Am J Perinatol 1997; 14(10): 601-604
DOI: 10.1055/s-2008-1040761
ORIGINAL ARTICLE

© 1997 by Thieme Medical Publishers, Inc.

Usefulness of Coagulation Studies and Blood Banking in Patients with Symptomatic Placenta Previa

Deborah A. Wing, Richard H. Paul, Lynnae K. Millar
  • Los Angeles, California, Department of Obstetries-Gynecology, Division of Maternal-Fetal Medicine, University of Southern California School of Medicine, Los Angelesy, California
Further Information

Publication History

Publication Date:
04 March 2008 (online)

ABSTRACT

We conducted this study to ascertain the usefulness of coagulation studies and blood bank utilization in the patient with symptomatic placenta previa. During a 2-year interval, 97 patients with uterine bleeding due to placenta previa diagnosed ≥ 24 weeks' gestation were evaluated. The following studies were routinely obtained: complete blood count including platelet count, fibrinogen, prothrombin time, and a Kleihauer-Betke test. A type and cross-match was sent to the blood bank, and blood availability was maintained for all patients throughout the course of hospitalization. For 92 of 97 patients the laboratory values and need for immediate blood availability were analyzed. No abnormal prothrombin times or Kleihauer-Betke tests were found. There was one low fibrinogen value in a patient with a normal complete blood count. The initial hematocrits ranged from 16.5 to 40.0%, and the initial hemoglobins ranged from 5.5 to 14.1 mg/dL. Five patients had platelet counts of ≤ 150 k/mm3 (range 75 to 149 k/mm3). Fourteen patients (14.6%) required transfusion, two received their transfusion antepartum and 12 received perioperative transfusion with a cesarean delivery.
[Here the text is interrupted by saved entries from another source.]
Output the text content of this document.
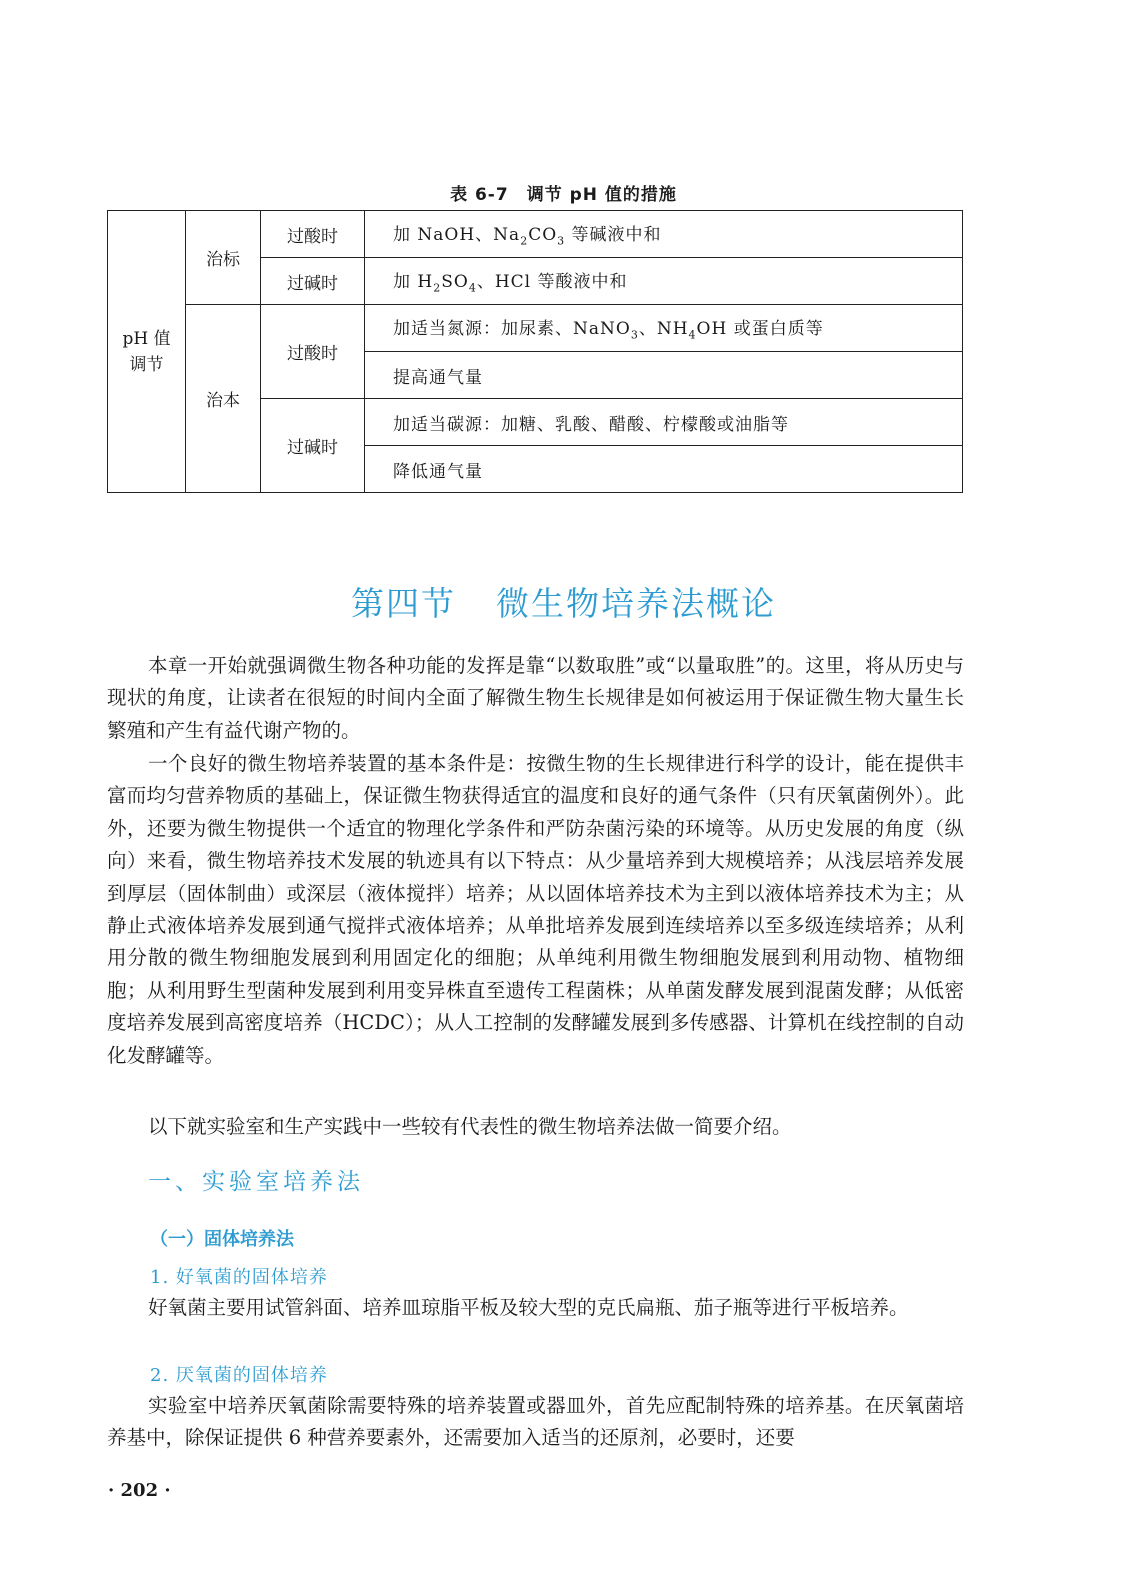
表 6-7　调节 pH 值的措施
pH 值
调节	治标	过酸时	加 NaOH、$Na_2CO_3$ 等碱液中和
		过碱时	加 $H_2SO_4$、HCl 等酸液中和
	治本	过酸时	加适当氮源：加尿素、NaNO$_3$、$NH_4OH$ 或蛋白质等
			提高通气量
		过碱时	加适当碳源：加糖、乳酸、醋酸、柠檬酸或油脂等
			降低通气量
第四节 微生物培养法概论

本章一开始就强调微生物各种功能的发挥是靠“以数取胜”或“以量取胜”的。这里，将从历史与现状的角度，让读者在很短的时间内全面了解微生物生长规律是如何被运用于保证微生物大量生长繁殖和产生有益代谢产物的。

一个良好的微生物培养装置的基本条件是：按微生物的生长规律进行科学的设计，能在提供丰富而均匀营养物质的基础上，保证微生物获得适宜的温度和良好的通气条件（只有厌氧菌例外）。此外，还要为微生物提供一个适宜的物理化学条件和严防杂菌污染的环境等。从历史发展的角度（纵向）来看，微生物培养技术发展的轨迹具有以下特点：从少量培养到大规模培养；从浅层培养发展到厚层（固体制曲）或深层（液体搅拌）培养；从以固体培养技术为主到以液体培养技术为主；从静止式液体培养发展到通气搅拌式液体培养；从单批培养发展到连续培养以至多级连续培养；从利用分散的微生物细胞发展到利用固定化的细胞；从单纯利用微生物细胞发展到利用动物、植物细胞；从利用野生型菌种发展到利用变异株直至遗传工程菌株；从单菌发酵发展到混菌发酵；从低密度培养发展到高密度培养（HCDC）；从人工控制的发酵罐发展到多传感器、计算机在线控制的自动化发酵罐等。

以下就实验室和生产实践中一些较有代表性的微生物培养法做一简要介绍。

一、实验室培养法

（一）固体培养法

1. 好氧菌的固体培养

好氧菌主要用试管斜面、培养皿琼脂平板及较大型的克氏扁瓶、茄子瓶等进行平板培养。

2. 厌氧菌的固体培养

实验室中培养厌氧菌除需要特殊的培养装置或器皿外，首先应配制特殊的培养基。在厌氧菌培养基中，除保证提供 6 种营养要素外，还需要加入适当的还原剂，必要时，还要

· 202 ·
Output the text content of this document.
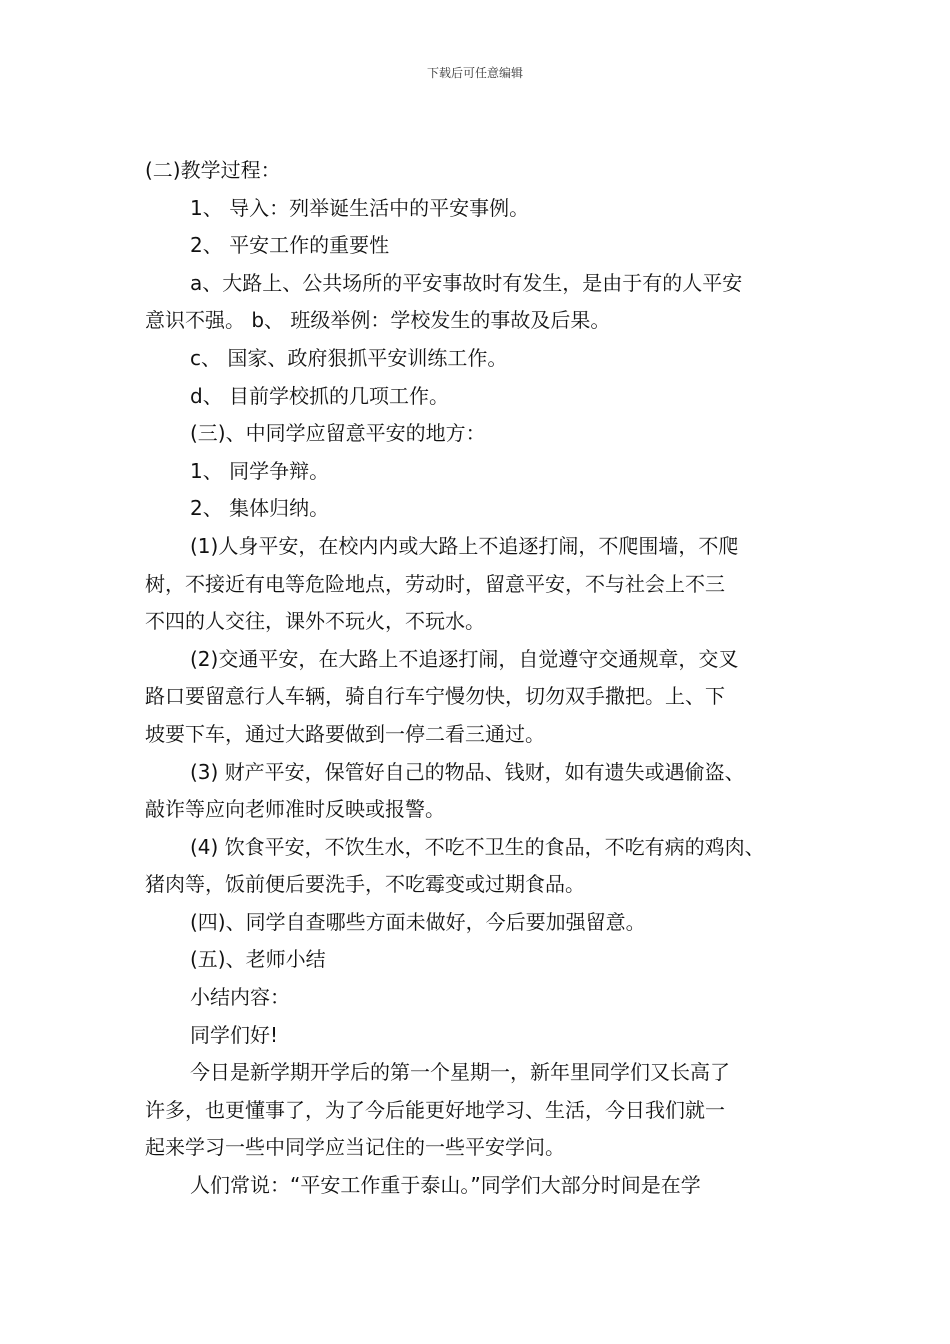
下载后可任意编辑

(二)教学过程：

1、 导入：列举诞生活中的平安事例。

2、 平安工作的重要性

a、大路上、公共场所的平安事故时有发生，是由于有的人平安
意识不强。 b、 班级举例：学校发生的事故及后果。

c、 国家、政府狠抓平安训练工作。

d、 目前学校抓的几项工作。

(三)、中同学应留意平安的地方：

1、 同学争辩。

2、 集体归纳。

(1)人身平安，在校内内或大路上不追逐打闹，不爬围墙，不爬
树，不接近有电等危险地点，劳动时，留意平安，不与社会上不三
不四的人交往，课外不玩火，不玩水。

(2)交通平安，在大路上不追逐打闹，自觉遵守交通规章，交叉
路口要留意行人车辆，骑自行车宁慢勿快，切勿双手撒把。上、下
坡要下车，通过大路要做到一停二看三通过。

(3) 财产平安，保管好自己的物品、钱财，如有遗失或遇偷盗、
敲诈等应向老师准时反映或报警。

(4) 饮食平安，不饮生水，不吃不卫生的食品，不吃有病的鸡肉、
猪肉等，饭前便后要洗手，不吃霉变或过期食品。

(四)、同学自查哪些方面未做好，今后要加强留意。

(五)、老师小结

小结内容：

同学们好!

今日是新学期开学后的第一个星期一，新年里同学们又长高了
许多，也更懂事了，为了今后能更好地学习、生活，今日我们就一
起来学习一些中同学应当记住的一些平安学问。

人们常说：“平安工作重于泰山。”同学们大部分时间是在学
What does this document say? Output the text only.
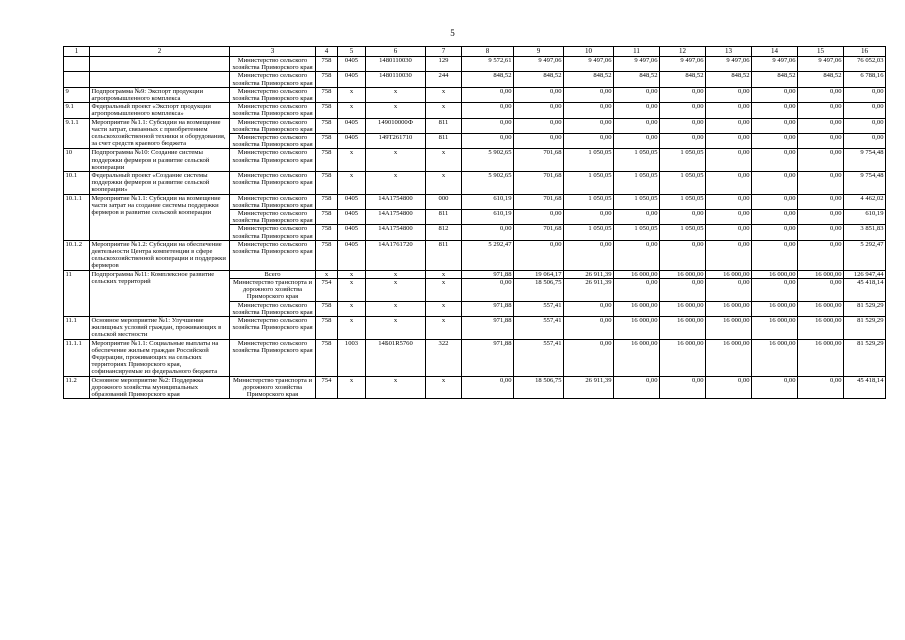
5
1	2	3	4	5	6	7	8	9	10	11	12	13	14	15	16
		Министерство сельского хозяйства Приморского края	758	0405	1480110030	129	9 572,61	9 497,06	9 497,06	9 497,06	9 497,06	9 497,06	9 497,06	9 497,06	76 052,03
		Министерство сельского хозяйства Приморского края	758	0405	1480110030	244	848,52	848,52	848,52	848,52	848,52	848,52	848,52	848,52	6 788,16
9	Подпрограмма №9: Экспорт продукции агропромышленного комплекса	Министерство сельского хозяйства Приморского края	758	х	х	х	0,00	0,00	0,00	0,00	0,00	0,00	0,00	0,00	0,00
9.1	Федеральный проект «Экспорт продукции агропромышленного комплекса»	Министерство сельского хозяйства Приморского края	758	х	х	х	0,00	0,00	0,00	0,00	0,00	0,00	0,00	0,00	0,00
9.1.1	Мероприятие №1.1: Субсидии на возмещение части затрат, связанных с приобретением сельскохозяйственной техники и оборудования, за счет средств краевого бюджета	Министерство сельского хозяйства Приморского края	758	0405	149010000Ф	811	0,00	0,00	0,00	0,00	0,00	0,00	0,00	0,00	0,00
		Министерство сельского хозяйства Приморского края	758	0405	149T261710	811	0,00	0,00	0,00	0,00	0,00	0,00	0,00	0,00	0,00
10	Подпрограмма №10: Создание системы поддержки фермеров и развитие сельской кооперации	Министерство сельского хозяйства Приморского края	758	х	х	х	5 902,65	701,68	1 050,05	1 050,05	1 050,05	0,00	0,00	0,00	9 754,48
10.1	Федеральный проект «Создание системы поддержки фермеров и развитие сельской кооперации»	Министерство сельского хозяйства Приморского края	758	х	х	х	5 902,65	701,68	1 050,05	1 050,05	1 050,05	0,00	0,00	0,00	9 754,48
10.1.1	Мероприятие №1.1: Субсидии на возмещение части затрат на создание системы поддержки фермеров и развитие сельской кооперации	Министерство сельского хозяйства Приморского края	758	0405	14A1754800	000	610,19	701,68	1 050,05	1 050,05	1 050,05	0,00	0,00	0,00	4 462,02
		Министерство сельского хозяйства Приморского края	758	0405	14A1754800	811	610,19	0,00	0,00	0,00	0,00	0,00	0,00	0,00	610,19
		Министерство сельского хозяйства Приморского края	758	0405	14A1754800	812	0,00	701,68	1 050,05	1 050,05	1 050,05	0,00	0,00	0,00	3 851,83
10.1.2	Мероприятие №1.2: Субсидии на обеспечение деятельности Центра компетенции в сфере сельскохозяйственной кооперации и поддержки фермеров	Министерство сельского хозяйства Приморского края	758	0405	14A1761720	811	5 292,47	0,00	0,00	0,00	0,00	0,00	0,00	0,00	5 292,47
11	Подпрограмма №11: Комплексное развитие сельских территорий	Всего	х	х	х	х	971,88	19 064,17	26 911,39	16 000,00	16 000,00	16 000,00	16 000,00	16 000,00	126 947,44
		Министерство транспорта и дорожного хозяйства Приморского края	754	х	х	х	0,00	18 506,75	26 911,39	0,00	0,00	0,00	0,00	0,00	45 418,14
		Министерство сельского хозяйства Приморского края	758	х	х	х	971,88	557,41	0,00	16 000,00	16 000,00	16 000,00	16 000,00	16 000,00	81 529,29
11.1	Основное мероприятие №1: Улучшение жилищных условий граждан, проживающих в сельской местности	Министерство сельского хозяйства Приморского края	758	х	х	х	971,88	557,41	0,00	16 000,00	16 000,00	16 000,00	16 000,00	16 000,00	81 529,29
11.1.1	Мероприятие №1.1: Социальные выплаты на обеспечение жильем граждан Российской Федерации, проживающих на сельских территориях Приморского края, софинансируемые из федерального бюджета	Министерство сельского хозяйства Приморского края	758	1003	14Б01R5760	322	971,88	557,41	0,00	16 000,00	16 000,00	16 000,00	16 000,00	16 000,00	81 529,29
11.2	Основное мероприятие №2: Поддержка дорожного хозяйства муниципальных образований Приморского края	Министерство транспорта и дорожного хозяйства Приморского края	754	х	х	х	0,00	18 506,75	26 911,39	0,00	0,00	0,00	0,00	0,00	45 418,14
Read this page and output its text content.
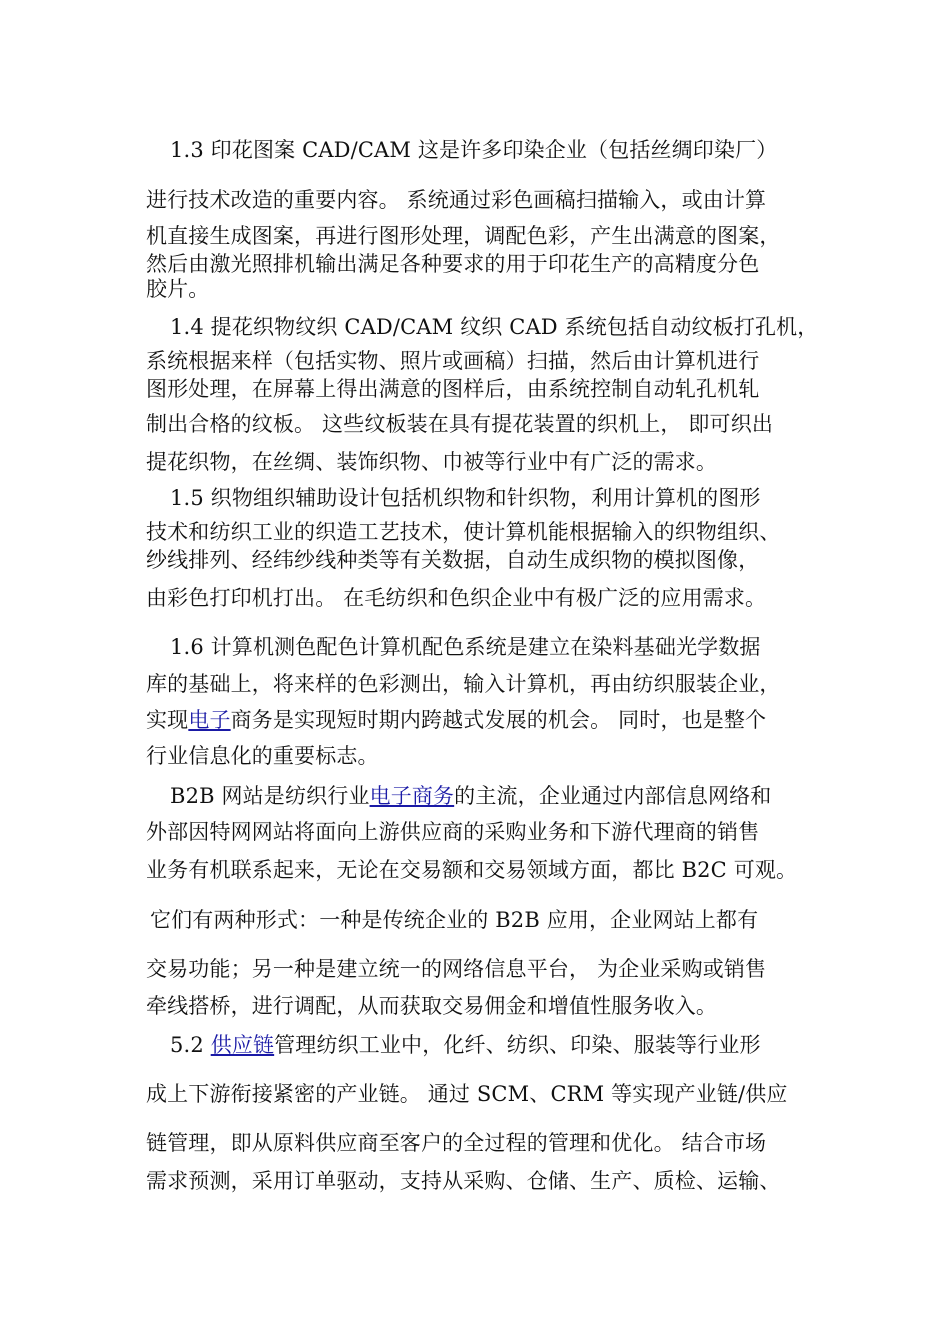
1.3 印花图案 CAD/CAM 这是许多印染企业（包括丝绸印染厂）
进行技术改造的重要内容。 系统通过彩色画稿扫描输入，或由计算
机直接生成图案，再进行图形处理，调配色彩，产生出满意的图案，
然后由激光照排机输出满足各种要求的用于印花生产的高精度分色
胶片。
1.4 提花织物纹织 CAD/CAM 纹织 CAD 系统包括自动纹板打孔机，
系统根据来样（包括实物、照片或画稿）扫描，然后由计算机进行
图形处理，在屏幕上得出满意的图样后，由系统控制自动轧孔机轧
制出合格的纹板。 这些纹板装在具有提花装置的织机上， 即可织出
提花织物，在丝绸、装饰织物、巾被等行业中有广泛的需求。
1.5 织物组织辅助设计包括机织物和针织物，利用计算机的图形
技术和纺织工业的织造工艺技术，使计算机能根据输入的织物组织、
纱线排列、经纬纱线种类等有关数据，自动生成织物的模拟图像，
由彩色打印机打出。 在毛纺织和色织企业中有极广泛的应用需求。
1.6 计算机测色配色计算机配色系统是建立在染料基础光学数据
库的基础上，将来样的色彩测出，输入计算机，再由纺织服装企业，
实现电子商务是实现短时期内跨越式发展的机会。 同时，也是整个
行业信息化的重要标志。
B2B 网站是纺织行业电子商务的主流，企业通过内部信息网络和
外部因特网网站将面向上游供应商的采购业务和下游代理商的销售
业务有机联系起来，无论在交易额和交易领域方面，都比 B2C 可观。
它们有两种形式：一种是传统企业的 B2B 应用，企业网站上都有
交易功能；另一种是建立统一的网络信息平台， 为企业采购或销售
牵线搭桥，进行调配，从而获取交易佣金和增值性服务收入。
5.2 供应链管理纺织工业中，化纤、纺织、印染、服装等行业形
成上下游衔接紧密的产业链。 通过 SCM、CRM 等实现产业链/供应
链管理，即从原料供应商至客户的全过程的管理和优化。 结合市场
需求预测，采用订单驱动，支持从采购、仓储、生产、质检、运输、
During this time period, only two patients required emergent delivery within 1 hr of presentation to the hospital. One patient had delayed seeking medical attention for more than 3 hr prior to admission despite significant hemorrhage. Coagulation studies and Kleihauer-Betke tests have limited utility in the symptomatic patient with uterine bleeding from placenta previa. Continuous availability of cross-matched blood in the antepartum period appears unnecessary as no patients in this investigation were transfused emergently.